By Youk Chhang
The Extraordinary Chambers in the Courts of Cambodia (ECCC) recently confirmed that Case 002 accused Ieng Thirith is unfit to stand trial as a result of suffering a progressive form of cognitive impairment. Despite being long-anticipated, this news remains a difficult reality for many victims of the Khmer Rouge to accept.
This is especially true when Ieng Thirith’s specific role in the Khmer Rouge movement is considered. She has routinely been mislabeled the “First Lady” of the Khmer Rouge in the international press, a title that is both inaccurate and misleading. Ieng Thirith was not a passive individual who became linked to the Khmer Rouge solely through her status as Ieng Sary’s wife and Pol Pot’s sister-in-law, but was an influential party member who wielded nationwide power as the regime’s Minister of Social Affairs. Indeed, in this role, Ieng Thirith was personally and directly involved in denying Cambodians with even the most basic of health care during the regime’s years in power. Thus, for victims, Ieng Thirith’s access to world class health care and multiple medical experts during her detention stands in stark contrast to the improvised and often deadly brand of “health care” she helped the Khmer Rouge impose.
In addition to the special medical attention Ieng Thirith has been receiving, it is also difficult for victims and indeed, all Cambodians to accept the especially vigorous enforcement of Ieng Thirith’s rights taking place at the ECCC. Even the most basic defense rights remain a largely abstract concept in Cambodian courts and so the ECCC’s statements about fair trial rights and rights of an accused are strange and foreign concepts to the average Cambodian person. Again, the failings of the Cambodia’s criminal justice system are largely a legacy of the Khmer Rouge’s decimation of Cambodia’s institutions and civil society, creating a palpable sense of injustice for victims who see Ieng Thirith receiving a level of due process no Cambodian accused can expect when prosecuted even for minor crimes in local courts.
Yet, even if Ieng Thirith is ultimately wins the race against time and accountability and is never prosecuted for her role in the Khmer Rouge, this unfortunate turn of events could still be utilized as part of the larger transitional justice process taking place in Cambodia.
First, Ieng Thirith’s unfitness is not fatal to the larger justice-seeking process currently underway at the ECCC in Case 002 and will hopefully reinforce the need for the Court to move forward in the case against other Khmer Rouge leaders with all urgency.
Also, the treatment Ieng Thirith has received can be a symbol of defiant compassion as a powerful counterpoint to the complete lack of compassion demonstrated by the Khmer Rouge regime. Some satisfaction can be salvaged from victims being stripped of the opportunity to hold Ieng Thirith to account in a court of law by refusing to compromise basic fair trial standards, even in the face of the horrific crimes she stands accused of. Moreover, the complex mental health issues at play at the ECCC can be used to underscore the ongoing mental health problems pervasive in Cambodia that are a legacy of the Khmer Rouge regime.
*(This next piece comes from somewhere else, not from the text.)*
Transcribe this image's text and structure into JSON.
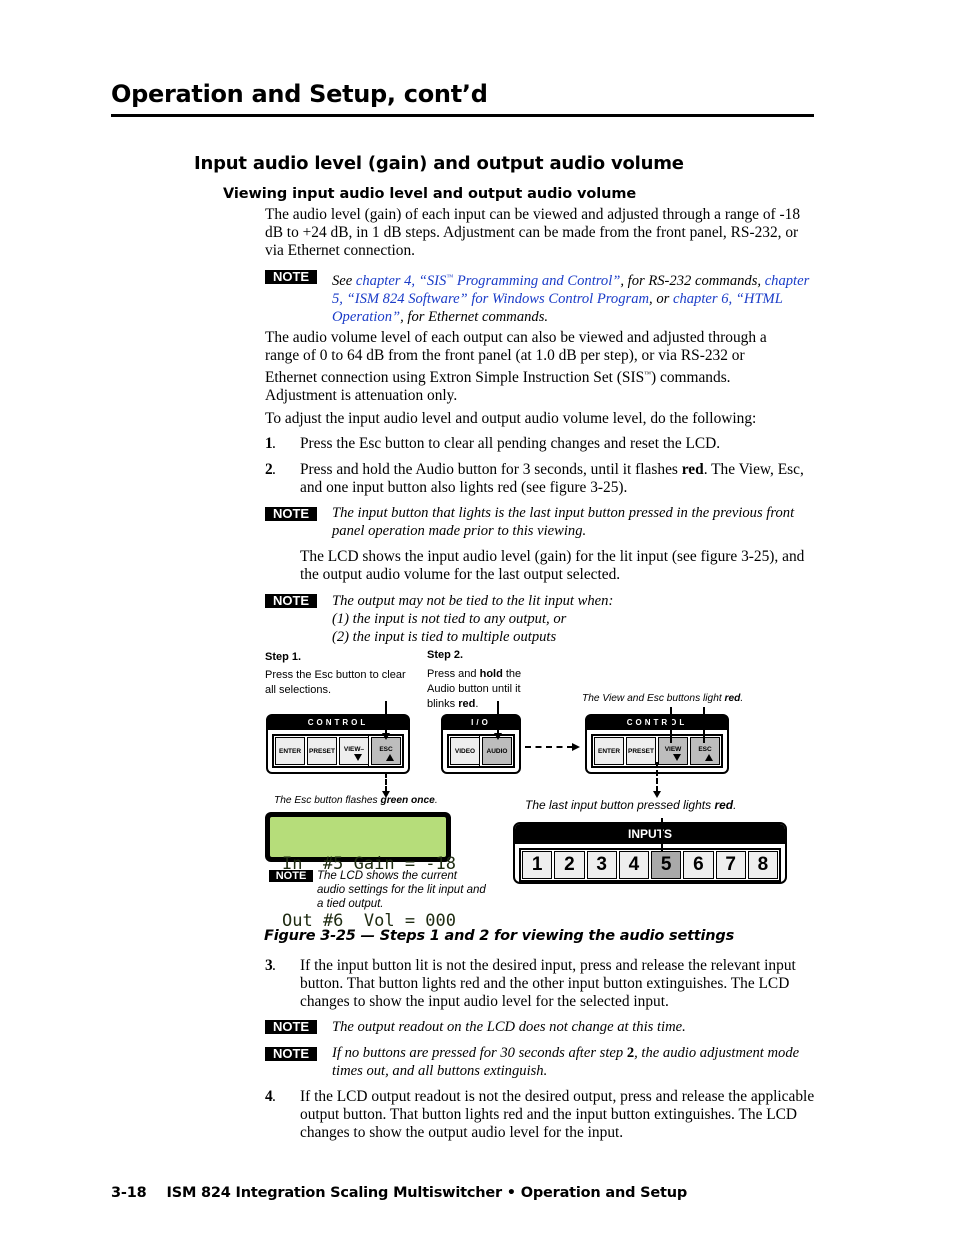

During the Khmer Rouge period, the regime fought violently against even the most basic of human emotions and saw even the slightest sign of pain, such as a headache, as a symbol of weakness and imperialism. People with serious mental health issues, such as those which Ieng Thirith now suffers, were simply discarded by the regime as symbols of social weakness that needed to be excised. Now, Ieng Thirith is defiantly being shown the compassion that she actively worked to eradicate as a Khmer Rouge Minister. While this is a painful lesson for victims, hopefully in the long run it will be seen as a small victory for justice and human dignity.
Youk Chhang is director of the Documentation Center of Cambodia.